As the final credits are rolling, I look over and see you with your head in your hands. You thought you were so damn clever, slipping "Trois" in the DVD player for our afternoon movie. You have been after me now for a while to try a little menage a trois. I told you I thought it was a bad idea. Any freaky thing we want to do we can do with just us two. You thought showing me the movie would help. One of the boys down at the barber shot had told you how hot the sex scene was so you thought it might sway my opinion. Little did he tell you how the rest of the movie went. I am chuckling a little, because I know what is going through your head, as I start to straighten up the living room. I am waiting for you to say something, anything, so I can crack ya face about this. By the time the last music goes off, you are still sitting there, semicomatose, so I figure you are really bothered by what we just saw.
Trying to keep the amusement out of my voice I remind you that we have a dinner engagement and if you don't hurry to get showered and dressed, we are going to be late. Head hung down, lip poked all the way out, you shuffle your letdown self to the bathroom for a shower and shave. I am so tickled by how badly things went for the couple in the movie that I start to hum to myself. I know that now there is no way that you are going to try to make me do menage anything.

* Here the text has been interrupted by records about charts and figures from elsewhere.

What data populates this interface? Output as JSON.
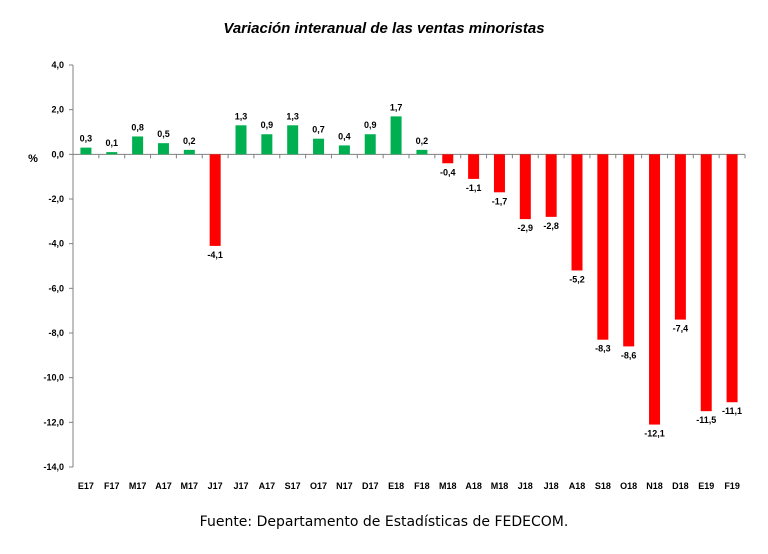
{
  "chart_data": {
    "type": "bar",
    "title": "Variación interanual de las ventas minoristas",
    "ylabel": "%",
    "xlabel": "",
    "ylim": [
      -14,
      4
    ],
    "yticks": [
      4,
      2,
      0,
      -2,
      -4,
      -6,
      -8,
      -10,
      -12,
      -14
    ],
    "ytick_labels": [
      "4,0",
      "2,0",
      "0,0",
      "-2,0",
      "-4,0",
      "-6,0",
      "-8,0",
      "-10,0",
      "-12,0",
      "-14,0"
    ],
    "grid": false,
    "categories": [
      "E17",
      "F17",
      "M17",
      "A17",
      "M17",
      "J17",
      "J17",
      "A17",
      "S17",
      "O17",
      "N17",
      "D17",
      "E18",
      "F18",
      "M18",
      "A18",
      "M18",
      "J18",
      "J18",
      "A18",
      "S18",
      "O18",
      "N18",
      "D18",
      "E19",
      "F19"
    ],
    "values": [
      0.3,
      0.1,
      0.8,
      0.5,
      0.2,
      -4.1,
      1.3,
      0.9,
      1.3,
      0.7,
      0.4,
      0.9,
      1.7,
      0.2,
      -0.4,
      -1.1,
      -1.7,
      -2.9,
      -2.8,
      -5.2,
      -8.3,
      -8.6,
      -12.1,
      -7.4,
      -11.5,
      -11.1
    ],
    "value_labels": [
      "0,3",
      "0,1",
      "0,8",
      "0,5",
      "0,2",
      "-4,1",
      "1,3",
      "0,9",
      "1,3",
      "0,7",
      "0,4",
      "0,9",
      "1,7",
      "0,2",
      "-0,4",
      "-1,1",
      "-1,7",
      "-2,9",
      "-2,8",
      "-5,2",
      "-8,3",
      "-8,6",
      "-12,1",
      "-7,4",
      "-11,5",
      "-11,1"
    ],
    "colors": {
      "positive": "#00b050",
      "negative": "#ff0000"
    }
  },
  "footer": {
    "source": "Fuente: Departamento de Estadísticas de FEDECOM."
  }
}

By the time we make it to dinner, the other couple, David and Lisa, have already ordered drinks. As we settle ourselves, I explain that we got caught up watching a movie and that is why we were late. Lisa asks in-between sips of her Watermelon Martini, which movie. I look to see your reaction as I tell her. She almost chokes laughing as I lean over to do a stage whisper, "Trois".
David starts to smile too, and rubs Lisa's back. "Y'all must be thinking about spicing up the bedroom," David observes.
You roll your eyes and take a long swig of your whiskey sour and I laugh. "Nah, it wasn't an 'us' kinda thing," I explain. "Mr. Freak Daddy wants to experiment."
I expect them to say something like "oh that is just too freaky" but they throw me a little loop. "Well," Lisa says slowly, "don't base your ideas about menage a trois on that movie. People do it all the time and love it. It can be fun if you have the right partner or couple."
We look at each other and then at David and Lisa. She leans out and puts her hand on mine and winks. "Yes, girl, I have licked the kitty and I loved it." She moves away to snuggle up to David and says, "Don't get me wrong, I still love how Big Daddy puts it down, but it was so much fun being touched in a different way."
I can see you out of the corner of my eye, and you are watching them as if they have just grown antlers. "Hey baby," you say to me, "I wanted to do a menage a trois, but I don't know about another woman licking at the treasure. I thought maybe she would just be licking my balls while I laid the funk down on you." Everyone at the table laughs.
"So basically, my brotha," David says, "it was supposed to be all about you."
"No," you say quickly, "it was about my lady too. I didn't want her to feel overwhelmed with having to please me alone." That sends everyone into laughter, because it is a known fact that you are a bit quick on the trigger when you are extra excited.
We talk and laugh about the movie all through dinner. We are all about to head to David and Lisa's to play spades when his phone rings. He excuses himself to take the call while you head out to get our car. Lisa and I head to the bathroom to touch up our makeup while we wait.